Что поделать? Конь хоть и о четырех ногах, а и на него бывает проруха. В такой огромной компиляции нельзя совсем без верхоглядства — и кто же из нас не верхогляд?
Что же до слога — краевед не обязан быть стилистом, а для устранения разных неловкостей существуют редакторы.
Тут их было даже двое — две женские фамилии на последней странице. Дамы, вероятно, решили, что раз автор — тот самый Михаил Шишкин — художник слова и лауреат, — то трогать его текст было бы с их стороны бестактное невежество.
Но дело в том, что бывают писатели с поставленной, что называется, рукой.
А некоторые пользуются двумя стилями.
Или даже тремя: один для славы прижизненной, другой — для посмертной, а за обыкновенный гонорар пишут натурально.
Чтобы, значит, не амортизировать своего Страдивариуса почем зря.
И вот как выглядит эта натуральная манера — без протезов, без косметических подтяжек. Выпишем сколько-нибудь фраз, выбирая покороче.
«Успешный пример первого врача женского пола со швейцарским дипломом вызывает многочисленные подражания».
«Славе своей как столице эмигрантской печати Женева в чем-то обязана и такой колоритной фигуре, как…»
«Талант ее открывает Достоевский и публикует в своей „Эпохе“».
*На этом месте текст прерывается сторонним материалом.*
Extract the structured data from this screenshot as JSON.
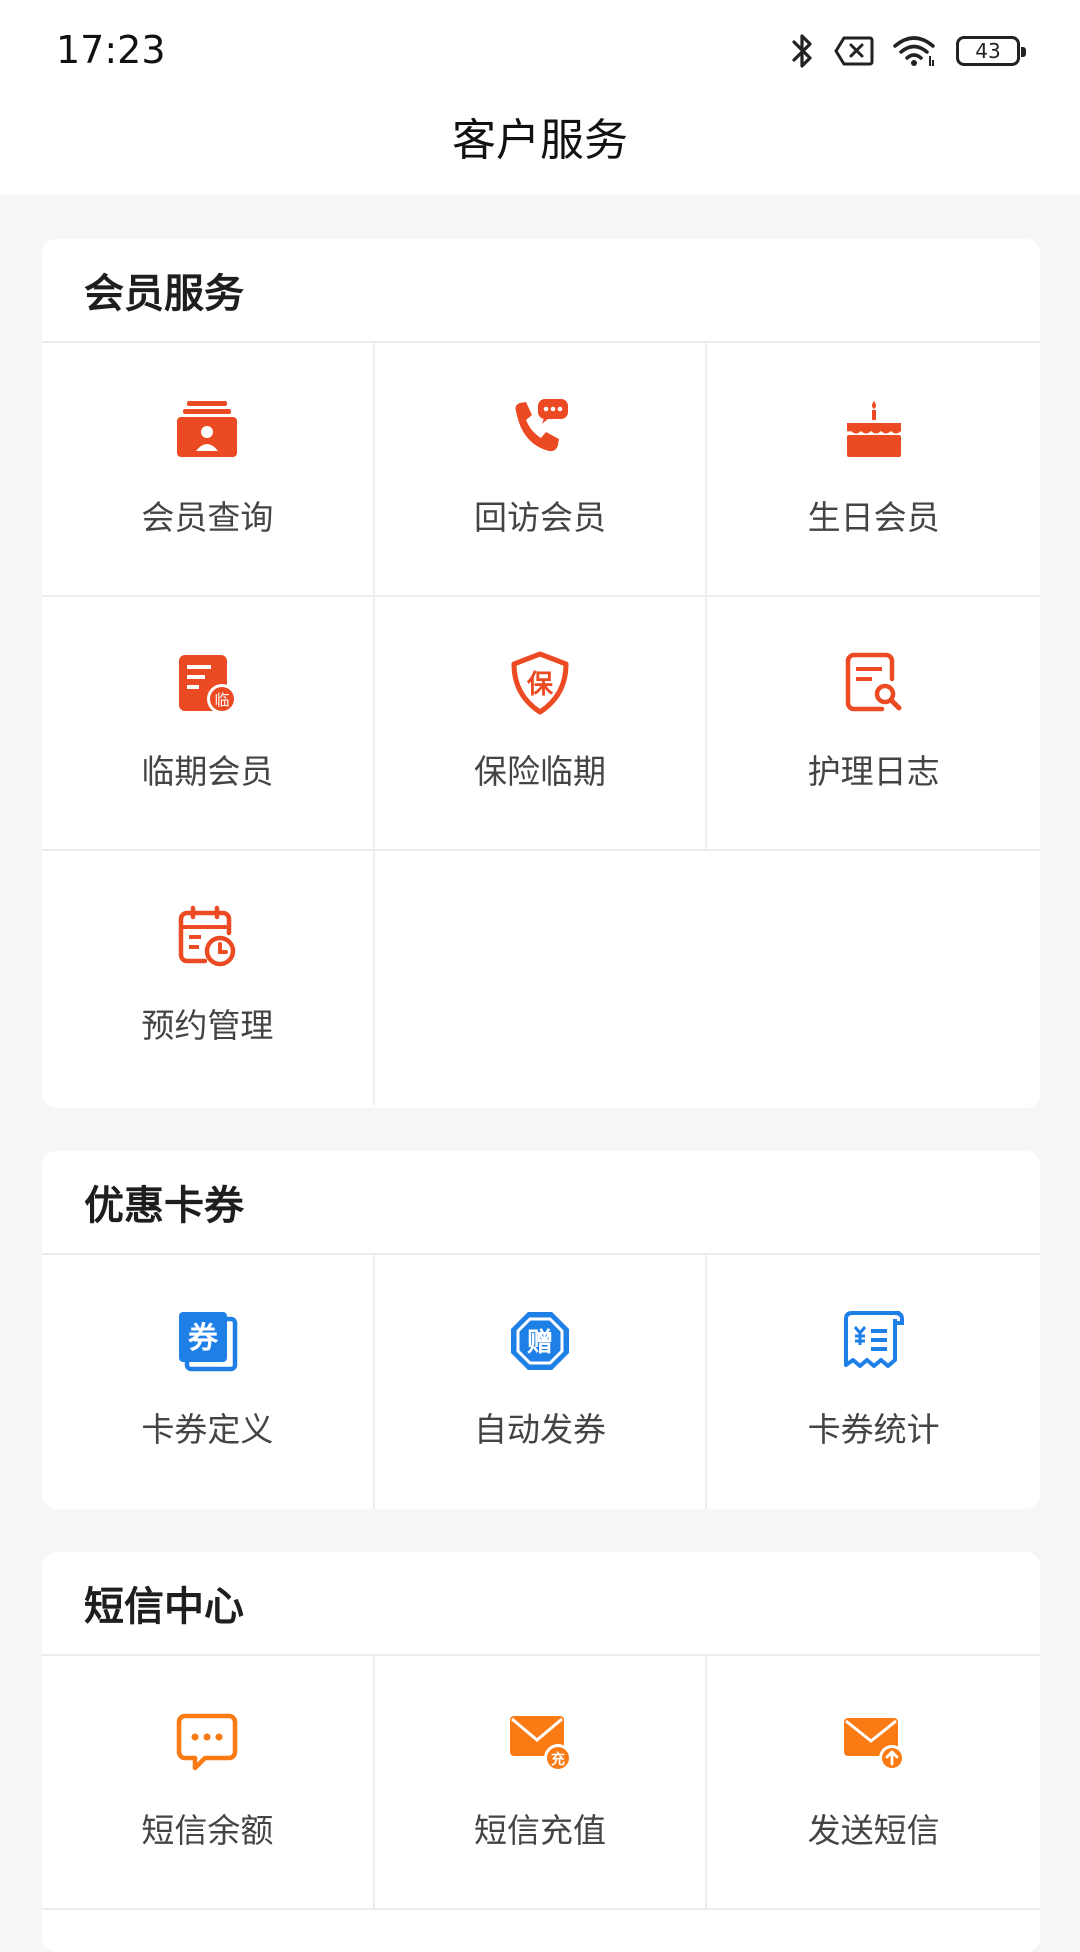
{
  "status_bar": {
    "time": "17:23",
    "battery": "43"
  },
  "header": {
    "title": "客户服务"
  },
  "sections": [
    {
      "title": "会员服务",
      "items": [
        {
          "label": "会员查询",
          "icon": "member-card-icon"
        },
        {
          "label": "回访会员",
          "icon": "phone-chat-icon"
        },
        {
          "label": "生日会员",
          "icon": "birthday-cake-icon"
        },
        {
          "label": "临期会员",
          "icon": "expiring-doc-icon"
        },
        {
          "label": "保险临期",
          "icon": "insurance-shield-icon"
        },
        {
          "label": "护理日志",
          "icon": "log-search-icon"
        },
        {
          "label": "预约管理",
          "icon": "calendar-clock-icon"
        }
      ]
    },
    {
      "title": "优惠卡券",
      "items": [
        {
          "label": "卡券定义",
          "icon": "coupon-icon"
        },
        {
          "label": "自动发券",
          "icon": "gift-coupon-icon"
        },
        {
          "label": "卡券统计",
          "icon": "receipt-icon"
        }
      ]
    },
    {
      "title": "短信中心",
      "items": [
        {
          "label": "短信余额",
          "icon": "sms-bubble-icon"
        },
        {
          "label": "短信充值",
          "icon": "mail-recharge-icon"
        },
        {
          "label": "发送短信",
          "icon": "mail-send-icon"
        }
      ]
    }
  ],
  "icon_glyphs": {
    "insurance": "保",
    "coupon": "券",
    "gift": "赠",
    "recharge": "充",
    "expiring": "临"
  },
  "colors": {
    "red": "#ec4a22",
    "blue": "#1e7fe6",
    "orange": "#fa7a14"
  }
}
«Привлекается Огарев, скучающий без дела после закрытия „Колокола“ и все чаще сражающийся со скукой алкоголем».
«Будучи другом Этель Лилиан Войнич, он дает ей прообраз Овода для одноименного романа».
«Будучи женой Ильи Репина, она являлась центром интеллектуального кружка, образовавшегося вокруг художника, который находился целиком под ее влиянием».
«Студент Иванов убивается именем мифического Всемирного революционного союза».
«Через Бакунина Нечаев организует кампанию в прессе по невыдаче себя России…»
«С тех пор Засулич вообще не выступает публично, служа больше совестью революционной эмиграции…»
«Общий труд сопровождается чтением Доктором антропософских лекций…»
«Белый и Ася Бугаева-Тургенева время от времени приглашаются Штейнерами на вечерний чай, что болезненно воспринимается завистниками».
«Кстати, бернские медведи послужат музой для революционных публицистов».
В сущности, ничего страшного. Некоторый дефект внутреннего слуха. Ну да, не Карамзин.
А все же очень, очень приличная книга. Почти не скучная — при такой-то толщине.